I mainly see this in physics, such as the proofs to a certain formula. the question is asking for $$\left(x-\frac{y}{2}\right)^{-3} - \left(x + \frac{y}{2}\right)^{-3}$$,
but I used common denominators to reach $$\left(x + \frac{y}{2}\right)^3 - \left(x - \frac{y}{2}\right)^3$$ on the numerator. Anyways, the result should be $$3x^2y + \frac{y^3}{4}$$ as per usual, but given the condition $x \gg y$, the textbook seemingly ignores the $\frac{y^3 }{ 4}$ term. This is my main source of confusion as to when a certain term can be neglected, and I'd appreciate any explanation.

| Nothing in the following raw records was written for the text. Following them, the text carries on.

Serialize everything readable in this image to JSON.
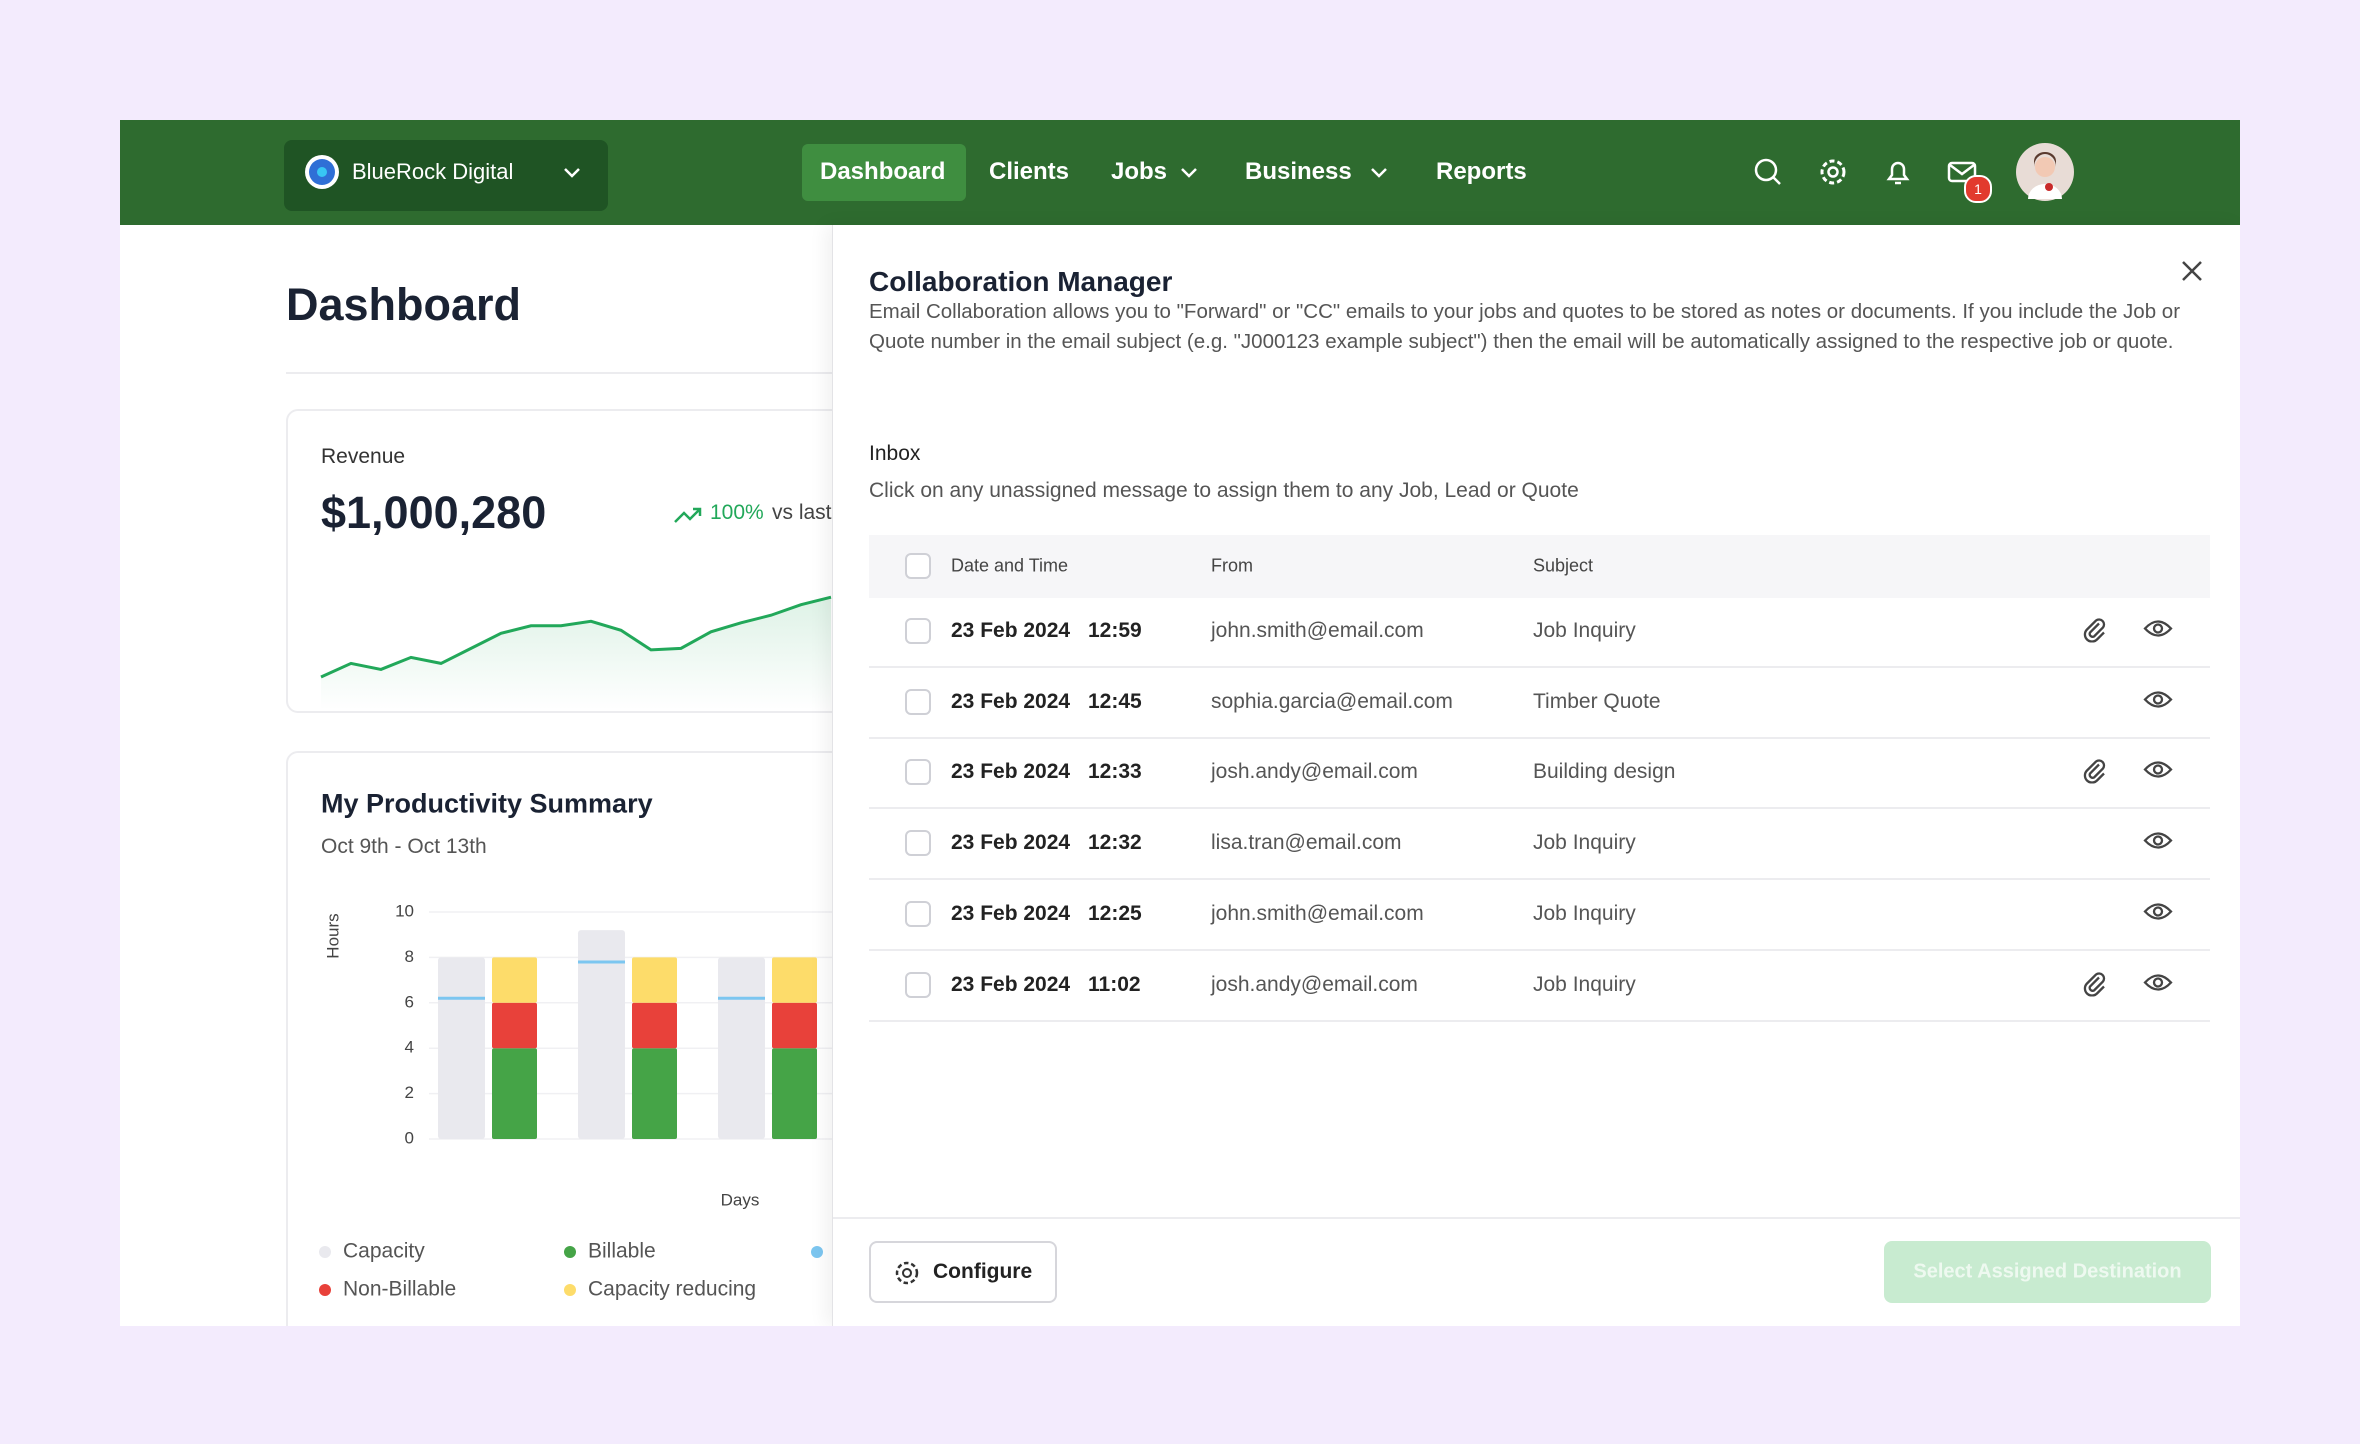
{
  "header": {
    "brand": "BlueRock Digital",
    "nav": [
      "Dashboard",
      "Clients",
      "Jobs",
      "Business",
      "Reports"
    ],
    "mail_badge": "1"
  },
  "dashboard": {
    "title": "Dashboard",
    "revenue": {
      "label": "Revenue",
      "amount": "$1,000,280",
      "change": "100%",
      "compare": "vs last"
    },
    "productivity": {
      "title": "My Productivity Summary",
      "range": "Oct 9th - Oct 13th"
    }
  },
  "chart_data": [
    {
      "type": "line",
      "color": "#22a85a",
      "values": [
        10,
        19,
        15,
        23,
        19,
        29,
        39,
        44,
        44,
        47,
        41,
        28,
        29,
        40,
        46,
        51,
        58,
        63
      ]
    },
    {
      "type": "bar",
      "ylabel": "Hours",
      "xlabel": "Days",
      "categories": [
        null,
        null,
        null
      ],
      "ylim": [
        0,
        10
      ],
      "yticks": [
        0,
        2,
        4,
        6,
        8,
        10
      ],
      "grid": true,
      "series": [
        {
          "name": "Capacity",
          "color": "#e9e9ee",
          "values": [
            8,
            9.2,
            8
          ]
        },
        {
          "name": "Billable",
          "color": "#45a447",
          "values": [
            4,
            4,
            4
          ]
        },
        {
          "name": "Non-Billable",
          "color": "#e8413a",
          "values": [
            2,
            2,
            2
          ]
        },
        {
          "name": "Capacity reducing",
          "color": "#fddc6a",
          "values": [
            2,
            2,
            2
          ]
        },
        {
          "color": "#7cc6f0",
          "values": [
            6.2,
            7.8,
            6.2
          ]
        }
      ]
    }
  ],
  "modal": {
    "title": "Collaboration Manager",
    "description": "Email Collaboration allows you to \"Forward\" or \"CC\" emails to your jobs and quotes to be stored as notes or documents. If you include the Job or Quote number in the email subject (e.g. \"J000123 example subject\") then the email will be automatically assigned to the respective job or quote.",
    "inbox_title": "Inbox",
    "inbox_hint": "Click on any unassigned message to assign them to any Job, Lead or Quote",
    "columns": [
      "Date and Time",
      "From",
      "Subject"
    ],
    "rows": [
      {
        "date": "23 Feb 2024",
        "time": "12:59",
        "from": "john.smith@email.com",
        "subject": "Job Inquiry",
        "attachment": true
      },
      {
        "date": "23 Feb 2024",
        "time": "12:45",
        "from": "sophia.garcia@email.com",
        "subject": "Timber Quote",
        "attachment": false
      },
      {
        "date": "23 Feb 2024",
        "time": "12:33",
        "from": "josh.andy@email.com",
        "subject": "Building design",
        "attachment": true
      },
      {
        "date": "23 Feb 2024",
        "time": "12:32",
        "from": "lisa.tran@email.com",
        "subject": "Job Inquiry",
        "attachment": false
      },
      {
        "date": "23 Feb 2024",
        "time": "12:25",
        "from": "john.smith@email.com",
        "subject": "Job Inquiry",
        "attachment": false
      },
      {
        "date": "23 Feb 2024",
        "time": "11:02",
        "from": "josh.andy@email.com",
        "subject": "Job Inquiry",
        "attachment": true
      }
    ],
    "configure": "Configure",
    "assign": "Select Assigned Destination"
  }
}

If we were to approach it using negative binomial expansion, is the common practice to stop two terms in? (i.e $$\left(x - \frac{y}{2}\right)^{-3} = x^{-3} - 3x^{-4}\left(\frac{-y}{2} \right)$$
If I properly read the question (please, start to use MathJax), you have $$z=\frac{1}{\left(x+\frac{y}{2}\right)^3}-\frac{1}{\left(x-\frac{y}{ 2}\right)^3}$$ Let $y=kx$ and simplify to make $$z=\frac 1 {x^3} \left( \frac{1}{\left(1+\frac{k}{2}\right)^3}-\frac{1}{\left(1-\frac{k}{2}\right)^3}\right)$$ Use binomial expansion or Taylor series or long division $$(1+\epsilon)^{-3}=1-3 \epsilon +6 \epsilon ^2-10 \epsilon ^3+O\left(\epsilon ^4\right)$$
Replace $\epsilon$ by $\pm \frac k2$ to obtain $$z=\frac 1 {x^3} \left( -3 k-\frac{5 }{2}k^3+O\left(k^4\right) \right)$$ SInce $x\gg y$, $k\ll 1$ and $k^3$ is negigible.
So at first order $$z\sim -3\frac k{x^3}= -\frac 3{x^4}$$
Is this clear for you ? If not, tell me.